I was so shocked that I didn’t even ask why I needed breast surgery. It seemed like the least of my worries.

My plan to have the troublesome tooth treated and then skulk away to my lair, tail between legs and floss between teeth until a check-up that I’d agreed to attend without any real intention of ever doing so, evaporated to dust.

Suddenly, I was spending more time with my dentist than I did with my friends and loved ones, which was a blessing in disguise for my friends and loved ones, because for quite some time, all I could bang on about was my teeth.

In a bid to bring my mouth up to 21st century standards, or even 18th century standards, I have spent around £7,000, with £4,000 of that spent on just four teeth (two implants, two porcelain veneers) – muggers from now on will ignore my wallet (emptied by dentists) and head straight for my gnashers.

I may be in debt for the rest of my life, but at least I can eat an apple. If it’s mashed up. And eaten through a straw.

I think the highlight of my treatment was the removal of an infected tooth without anaesthetic (you can’t anaesthetise infected tissue, as I found out after I’d been strapped to Sweeney Todd’s chair and watched him swallow the key to the door) in a scene reminiscent of the kind of back-street dentistry which went on in Dickens’ day.

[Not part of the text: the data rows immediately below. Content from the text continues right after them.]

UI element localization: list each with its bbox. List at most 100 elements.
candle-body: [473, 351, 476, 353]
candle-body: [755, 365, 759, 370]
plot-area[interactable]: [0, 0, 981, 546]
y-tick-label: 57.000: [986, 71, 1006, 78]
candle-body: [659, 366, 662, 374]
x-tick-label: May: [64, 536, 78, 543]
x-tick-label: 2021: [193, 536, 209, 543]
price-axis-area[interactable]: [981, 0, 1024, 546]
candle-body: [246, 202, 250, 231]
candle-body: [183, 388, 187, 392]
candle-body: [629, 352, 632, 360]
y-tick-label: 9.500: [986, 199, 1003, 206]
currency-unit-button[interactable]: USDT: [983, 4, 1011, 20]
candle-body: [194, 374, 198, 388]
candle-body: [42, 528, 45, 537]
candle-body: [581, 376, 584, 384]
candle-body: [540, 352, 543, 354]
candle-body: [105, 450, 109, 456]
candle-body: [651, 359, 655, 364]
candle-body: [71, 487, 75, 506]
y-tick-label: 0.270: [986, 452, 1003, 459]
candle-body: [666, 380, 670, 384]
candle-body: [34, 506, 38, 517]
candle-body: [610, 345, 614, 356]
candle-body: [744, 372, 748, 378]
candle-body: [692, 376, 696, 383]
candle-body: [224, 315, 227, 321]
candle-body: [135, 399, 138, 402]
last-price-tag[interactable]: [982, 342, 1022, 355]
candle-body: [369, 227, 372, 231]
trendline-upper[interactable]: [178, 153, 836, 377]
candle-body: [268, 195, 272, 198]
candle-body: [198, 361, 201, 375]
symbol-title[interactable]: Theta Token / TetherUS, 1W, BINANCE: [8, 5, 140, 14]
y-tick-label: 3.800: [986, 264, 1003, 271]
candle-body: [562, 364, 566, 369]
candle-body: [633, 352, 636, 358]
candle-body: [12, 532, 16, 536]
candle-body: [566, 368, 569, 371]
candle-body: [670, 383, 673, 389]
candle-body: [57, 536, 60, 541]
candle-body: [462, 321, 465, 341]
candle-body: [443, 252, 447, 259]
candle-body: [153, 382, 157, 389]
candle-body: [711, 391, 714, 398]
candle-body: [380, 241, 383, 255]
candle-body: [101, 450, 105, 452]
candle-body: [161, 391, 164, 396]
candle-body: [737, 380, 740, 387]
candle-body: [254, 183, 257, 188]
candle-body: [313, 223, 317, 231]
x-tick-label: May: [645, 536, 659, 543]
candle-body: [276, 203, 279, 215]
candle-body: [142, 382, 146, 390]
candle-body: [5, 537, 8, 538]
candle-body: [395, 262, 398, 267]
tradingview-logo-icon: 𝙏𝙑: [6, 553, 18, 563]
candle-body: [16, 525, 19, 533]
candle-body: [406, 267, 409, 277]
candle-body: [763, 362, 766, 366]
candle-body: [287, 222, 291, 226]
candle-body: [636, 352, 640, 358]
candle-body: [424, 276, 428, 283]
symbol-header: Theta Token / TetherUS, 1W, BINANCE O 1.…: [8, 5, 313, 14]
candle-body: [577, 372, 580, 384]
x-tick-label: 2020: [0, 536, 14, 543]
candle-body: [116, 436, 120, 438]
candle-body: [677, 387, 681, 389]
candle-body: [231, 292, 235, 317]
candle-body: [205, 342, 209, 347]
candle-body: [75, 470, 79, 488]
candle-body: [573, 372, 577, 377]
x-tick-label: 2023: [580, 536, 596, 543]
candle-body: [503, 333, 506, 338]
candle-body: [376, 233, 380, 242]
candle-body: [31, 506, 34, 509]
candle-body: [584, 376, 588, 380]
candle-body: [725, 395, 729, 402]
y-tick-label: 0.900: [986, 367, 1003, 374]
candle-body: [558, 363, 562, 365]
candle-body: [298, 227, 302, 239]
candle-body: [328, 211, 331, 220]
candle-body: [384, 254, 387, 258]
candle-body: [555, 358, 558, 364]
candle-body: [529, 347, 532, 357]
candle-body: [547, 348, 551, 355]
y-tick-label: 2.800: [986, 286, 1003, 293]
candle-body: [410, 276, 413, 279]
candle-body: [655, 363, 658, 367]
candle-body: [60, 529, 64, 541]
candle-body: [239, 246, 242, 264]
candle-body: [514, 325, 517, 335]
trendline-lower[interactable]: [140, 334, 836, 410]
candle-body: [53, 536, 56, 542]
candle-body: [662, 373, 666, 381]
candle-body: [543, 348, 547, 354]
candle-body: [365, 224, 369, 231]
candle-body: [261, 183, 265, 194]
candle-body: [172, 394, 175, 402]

All that was missing was a match girl freezing to death in the corner and a rat the size of a Jack Russell looking on dispassionately as I stoically bore the pain in the only way I knew how; by screaming like a toddler in a shoe shop.

But it hasn’t all been bad. Very often it’s been bloody awful.

Along the way there’s been blood, sweat, tears, laughter (albeit ironic laughter when my dentist asked me if I was planning any holidays and I told him that I thought this year I’d stick to just paying for his instead) pain, infections and financial ruin. Mainly just the tears, the blood and the bankruptcy, to be honest, but to focus on the positive, I now have enough titanium rods in my mouth to audition for a role as a villain in James Bond.

With hindsight, I am glad that I had the work done and I’m sure that when they’re old enough for me to explain the situation to them, the children will understand why Christmas stopped for them in 2005.

Look on the bright side, I’ll tell them. I had my teeth done on the NHS – if I’d gone private you wouldn’t have any vital organs left.

* Maybe I should have qualified – when I said ‘implants’ I meant teeth, not tits. Sorry if I mislead you. I’m not sorry. But you knew that.